7500 (Amazon Prime) – movie review

The opening scenes of 7500 are silent, showing airport security footage of a group of people about to board a commercial night flight from Berlin to Paris.  Take note of who you are seeing.

American pilot Tobias Ellis (Joseph Gordon-Levitt) is tasked to transport eighty souls on what is a regular shuttle, the one hour passenger flight between Germany to France.  In command is an experienced senior pilot, and further back in the plane is Ellis’s partner, tonight in service as part of the cabin crew.

Other than the first few minutes, all of the action in 7500 is filmed in the cockpit with an occasional view of the void just on the other side of the internal door. This is where the cabin crew can pick up the phone to talk to the pilots, and the pilots can view this front section of the plane via a small monitor.

Everything we first see is going as one might expect, until the viewer’s eyes are drawn to a corner of the curtain that blocks the view of the passengers of the cockpit doors. This curtain keeps moving, as someone is evidently keeping an eye on what is going on with the crew at the business end of the plane.  Ten minutes into the flight, the cockpit is rushed by the hijackers.

We haven’t seen Joseph Gordon-Levitt grace the screen for a few years but it would be safe to say that the American actor would still be considered a major drawcard as the lead of an action thriller.  Gordon-Levitt’s pared down intensity is a perfect fit for a film set in such a confined space as the cockpit of a plane.

Grainy camera images of this outer area immediately behind the flight deck are used to terrifying effect.  The cockpit monitor plus the occasional astonished mutterings coming in from air traffic control are the only interruptions outside a tiny tech filled space that now contains a dead captain, a restrained terrorist, and one badly injured co-pilot.

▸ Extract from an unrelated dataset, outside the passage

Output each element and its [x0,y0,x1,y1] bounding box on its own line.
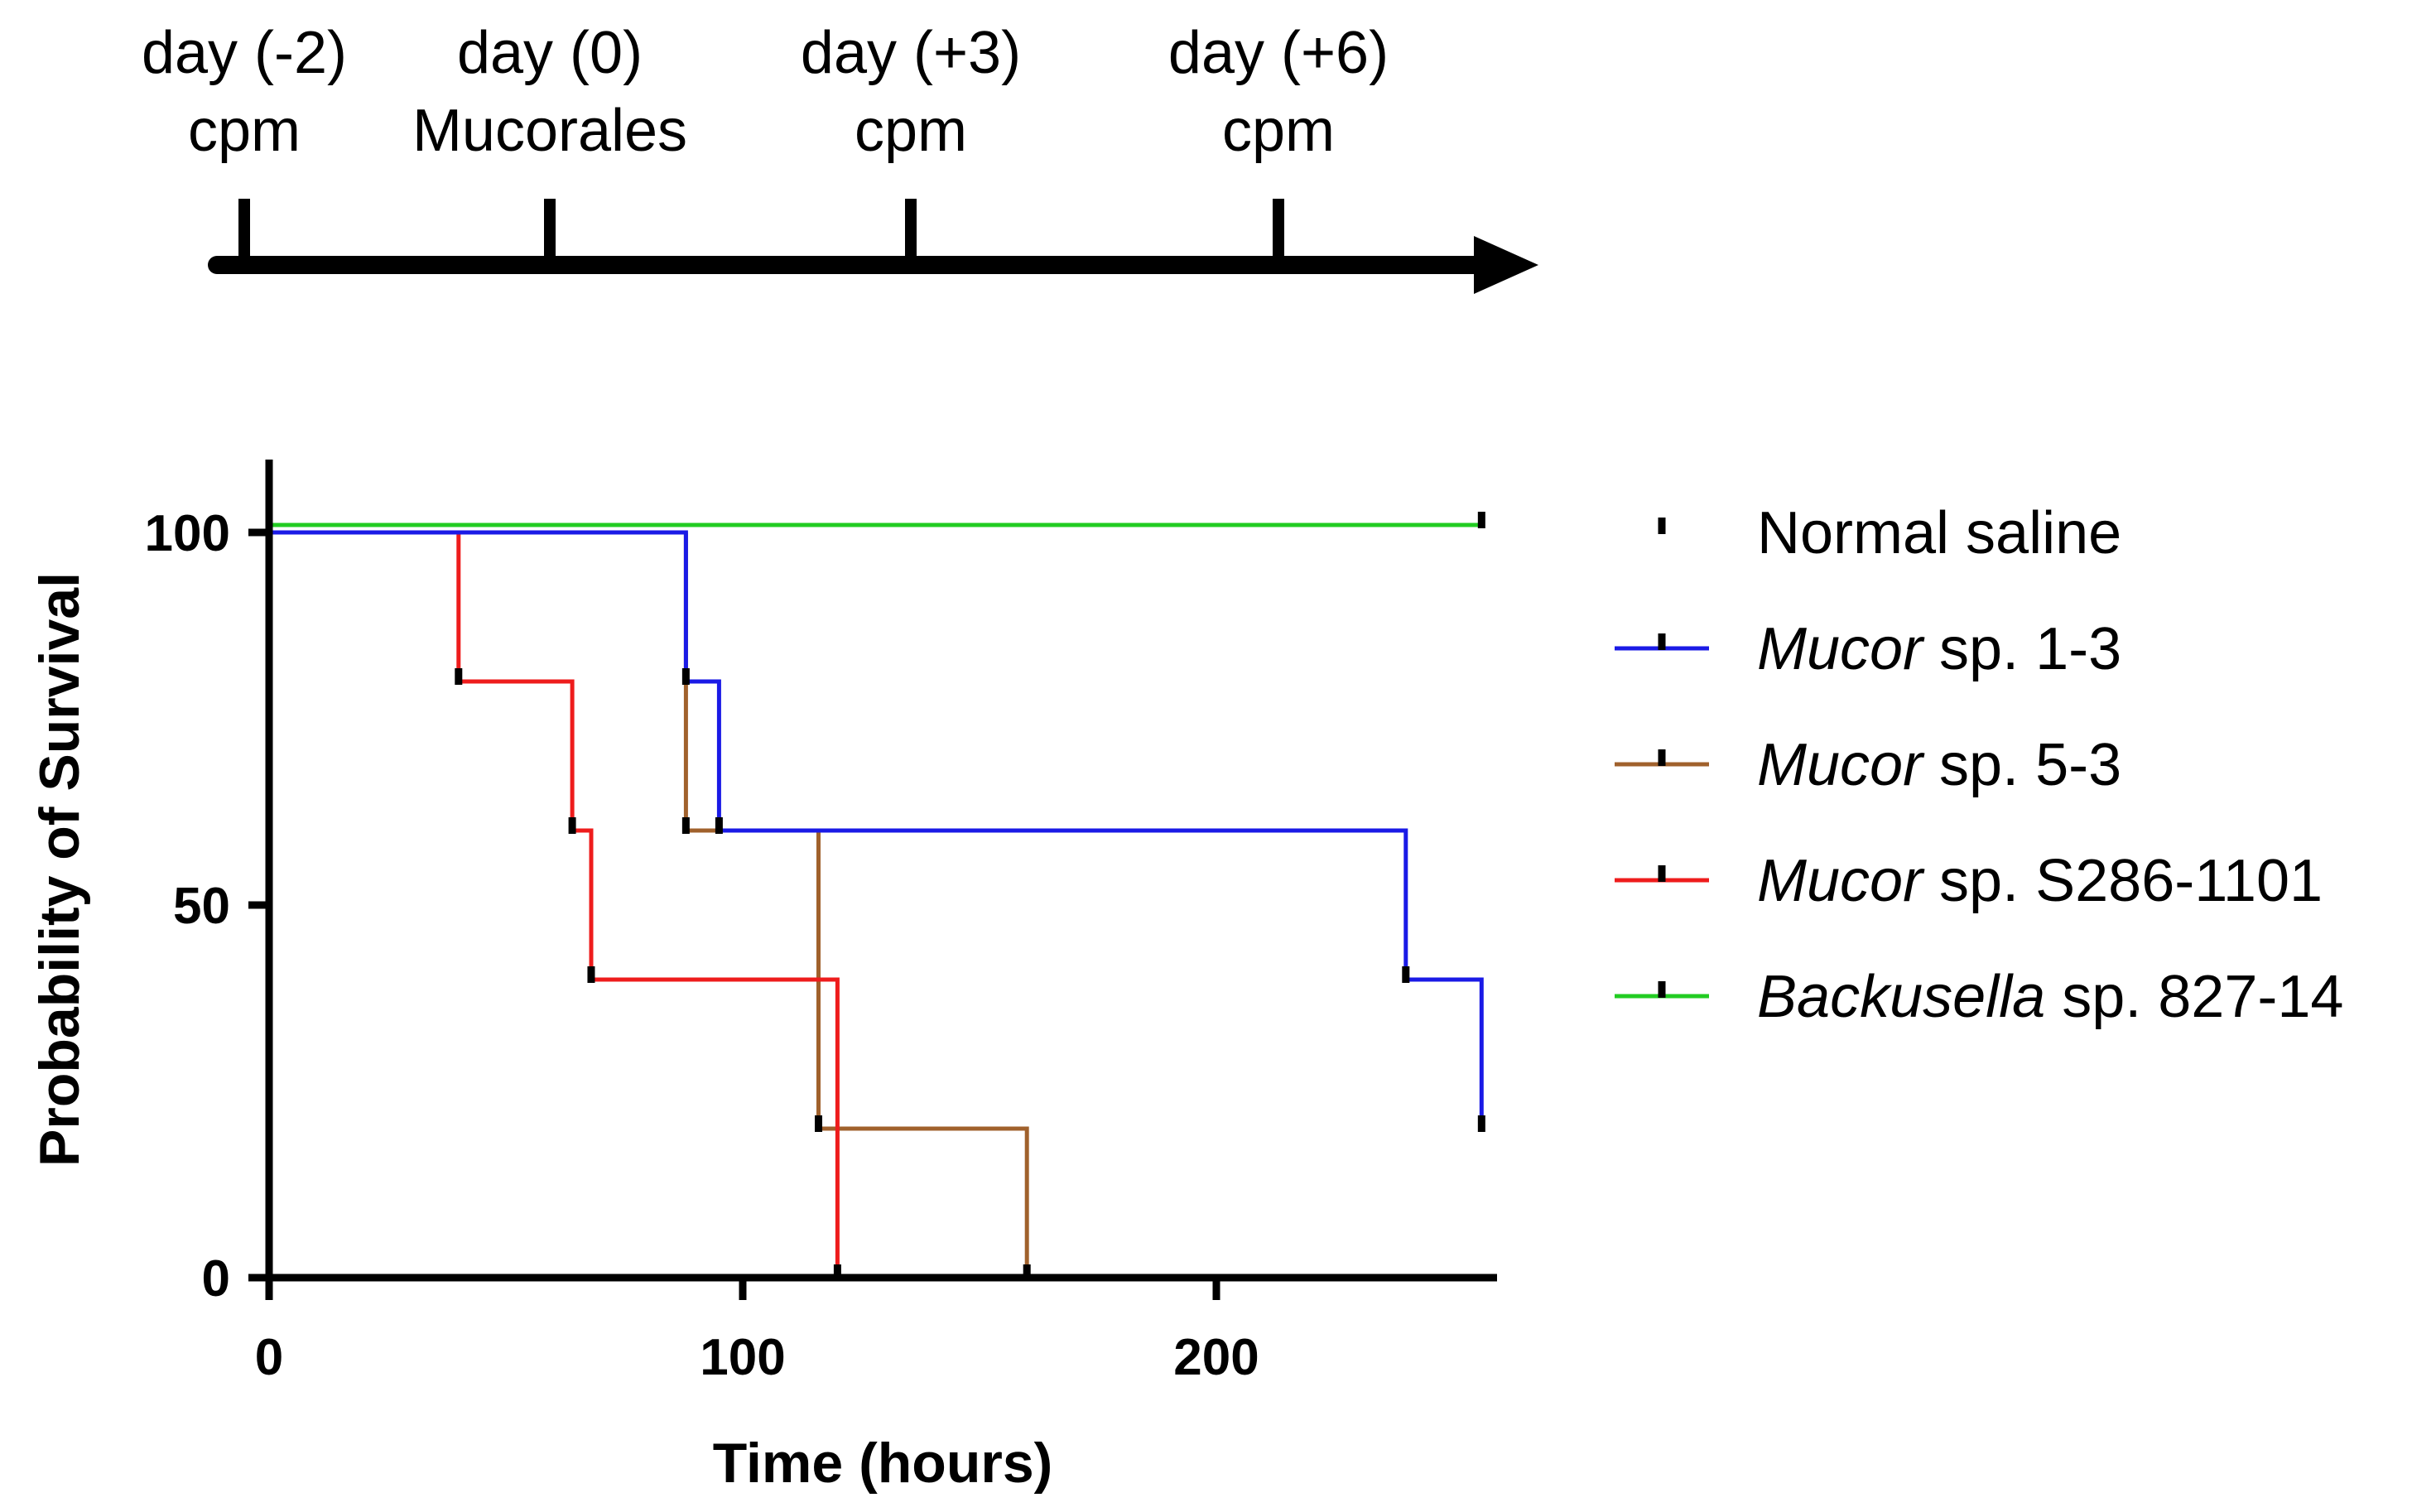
legend-marker [1658,633,1666,650]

We desperately wish to see the stoic multi-tasking co-pilot snarl and lose his composure and it takes the threat of passengers being killed unless Ellis opens the cockpit door to do it.  This creates a screeching tension of its own, as Ellis incrementally hardens his resolve, rapidly thinking through all possibilities whilst fighting for his own life and that of the remaining passengers.

One room thrillers rely heavily on who is in frame for the duration and this can be a hard focus. Ellis’s character is multi-tasking so furiously, constantly assessing new and evolving risks, that he becomes something of a machine.  It’s a second by second nightmare that is almost unbearable to watch until it becomes evident that Ellis is not going to be able to land the plane on his own.  7500 has so many possibilities of death in the sky which are all employed one after the other in a relentlessly stressful pace, throwing all plot devices into the cabin with just the one person to carry it all off.  He does.

Warning: you may not have any of your fingernails left after the viewing of this suffocating and tense little budget thriller.  7500 should successfully deter you from ever taking a flight again (current world dumper fire status permitting).

7500 is streaming now on Amazon Prime.